Incongruities such as these – and the fact that Green can’t realistically play a woman whose allure is fading – reflect the unreal way life appears to its teenage (and later college-age) protagonist. Raised by ineffectual parents trapped in a loveless marriage, Kat (Woodley) is trying to process the complicated abandonment issues she feels after her mother disappears. The mystery of the latter is explored via dreams, therapy sessions and some amateur sleuthing on the part of Kat and her friends. Despite these noirish overtones and an intriguing sting in the tale, Araki isn’t much interested in crafting a compelling thriller. Instead he uses the genre trappings to explore the way sexuality drives and damages people – which is an interesting idea, but one that’s sometimes hard to care about thanks to the film’s wildly inconsistent tone.
Hyena (18)

Directed by Gerard Johnson Starring: Stephen Graham, Peter Ferdinando, Neil Maskell, MyAnna Buring


Writer/director Gerard Johnson here puts a distinctly British spin on the dirty cop movie – a subgenre of police procedural that’s been a mainstay of American cinema since The French Connection, but was brought into disrepute on these shores recently with the cartoon silliness of The Sweeney. Memories of that film are mercifully eradicated here; Johnson’s approach hews closer to the raw, in-the-moment immediacy of Ben Wheatley’s Kill List (with which it shares several cast members) than any ersatz attempt to bring shimmering hi-tech Hollywood gloss to the narcotics-, vice- and gang-plagued streets of modern day London.
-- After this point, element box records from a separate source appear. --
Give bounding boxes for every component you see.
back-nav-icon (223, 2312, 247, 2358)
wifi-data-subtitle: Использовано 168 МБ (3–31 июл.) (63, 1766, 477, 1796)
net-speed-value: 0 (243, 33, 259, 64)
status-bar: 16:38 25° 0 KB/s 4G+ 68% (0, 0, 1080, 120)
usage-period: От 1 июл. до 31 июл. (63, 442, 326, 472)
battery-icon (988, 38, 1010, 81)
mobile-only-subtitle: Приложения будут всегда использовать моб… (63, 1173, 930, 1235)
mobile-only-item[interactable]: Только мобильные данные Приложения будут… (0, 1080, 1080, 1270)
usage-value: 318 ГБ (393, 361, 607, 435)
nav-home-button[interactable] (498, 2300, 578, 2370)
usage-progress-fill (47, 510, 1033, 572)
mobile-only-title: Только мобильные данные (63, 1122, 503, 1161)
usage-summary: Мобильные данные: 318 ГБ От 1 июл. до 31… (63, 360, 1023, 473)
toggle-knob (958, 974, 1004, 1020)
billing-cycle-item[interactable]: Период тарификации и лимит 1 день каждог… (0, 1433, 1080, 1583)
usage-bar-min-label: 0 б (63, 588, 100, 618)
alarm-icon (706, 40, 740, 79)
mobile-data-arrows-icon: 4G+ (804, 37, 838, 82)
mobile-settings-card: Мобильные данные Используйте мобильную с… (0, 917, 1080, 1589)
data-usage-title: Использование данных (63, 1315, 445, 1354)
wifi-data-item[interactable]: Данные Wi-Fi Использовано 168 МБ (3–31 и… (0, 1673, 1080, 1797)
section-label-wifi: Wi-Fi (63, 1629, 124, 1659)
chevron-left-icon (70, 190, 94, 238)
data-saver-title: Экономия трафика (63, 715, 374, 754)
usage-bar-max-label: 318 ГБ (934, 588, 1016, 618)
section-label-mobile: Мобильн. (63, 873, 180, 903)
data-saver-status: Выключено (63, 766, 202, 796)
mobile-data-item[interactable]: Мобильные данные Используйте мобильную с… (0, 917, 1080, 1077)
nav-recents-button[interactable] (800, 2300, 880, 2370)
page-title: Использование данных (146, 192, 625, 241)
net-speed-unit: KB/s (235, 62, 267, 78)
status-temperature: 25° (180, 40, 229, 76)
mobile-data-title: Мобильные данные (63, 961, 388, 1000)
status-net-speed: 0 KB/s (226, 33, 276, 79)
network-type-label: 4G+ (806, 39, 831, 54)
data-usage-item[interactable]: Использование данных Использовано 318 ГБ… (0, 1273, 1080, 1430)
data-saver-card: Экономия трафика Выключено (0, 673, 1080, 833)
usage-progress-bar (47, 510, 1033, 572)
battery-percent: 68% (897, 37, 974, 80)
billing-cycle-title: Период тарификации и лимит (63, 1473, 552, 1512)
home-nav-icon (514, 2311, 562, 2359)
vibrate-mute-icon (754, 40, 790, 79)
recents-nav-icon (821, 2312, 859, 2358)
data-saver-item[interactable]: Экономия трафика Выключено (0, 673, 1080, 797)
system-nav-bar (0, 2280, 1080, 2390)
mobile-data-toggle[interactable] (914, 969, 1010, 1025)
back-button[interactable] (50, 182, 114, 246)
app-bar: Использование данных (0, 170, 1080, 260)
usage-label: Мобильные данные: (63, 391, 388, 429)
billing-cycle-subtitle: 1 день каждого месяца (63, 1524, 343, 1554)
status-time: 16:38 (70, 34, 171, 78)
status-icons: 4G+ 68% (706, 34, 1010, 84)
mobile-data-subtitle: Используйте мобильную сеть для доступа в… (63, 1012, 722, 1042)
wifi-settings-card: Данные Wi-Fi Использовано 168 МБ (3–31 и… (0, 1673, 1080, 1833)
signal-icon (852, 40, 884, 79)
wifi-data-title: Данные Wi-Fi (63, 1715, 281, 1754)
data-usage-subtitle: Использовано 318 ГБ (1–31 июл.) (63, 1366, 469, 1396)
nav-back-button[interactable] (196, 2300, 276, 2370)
In a metaphorical nod to the inequities of the financial system, Hyena operates in world in which the ruthless principles of the free market are expressed by hacking the limbs off the competition and legal barriers to trade are eradicated with a knife through the throat of whichever member of the authorities happens to be in the way. The bad old days of the 1980s – when bent coppers could let gangsters operate for a percentage of the profits – are long gone, replaced by an even more savage and nihilistic world in which a new breed of criminals no longer care that the racist work-hard/play-hard reprobates of the drug squad want a piece of the action.

The film joins the latter at the very point at which they’re rudely awakened to this changing state of affairs, with Johnson building an intricate plot around the efforts of the squad’s leader, Michael Logan (Starred Up’s Peter Ferdinando), to get close to a new Albanian gang while simultaneously trying to keep the police complaints commission (led by Richard Dormer) off his back and negotiate a tricky partnership with an old colleague (played by Stephen Graham). Needless to say, he soon finds his world imploding, something Johnson enhances with startling flourishes that marry sound, music and visuals with feverish intensity.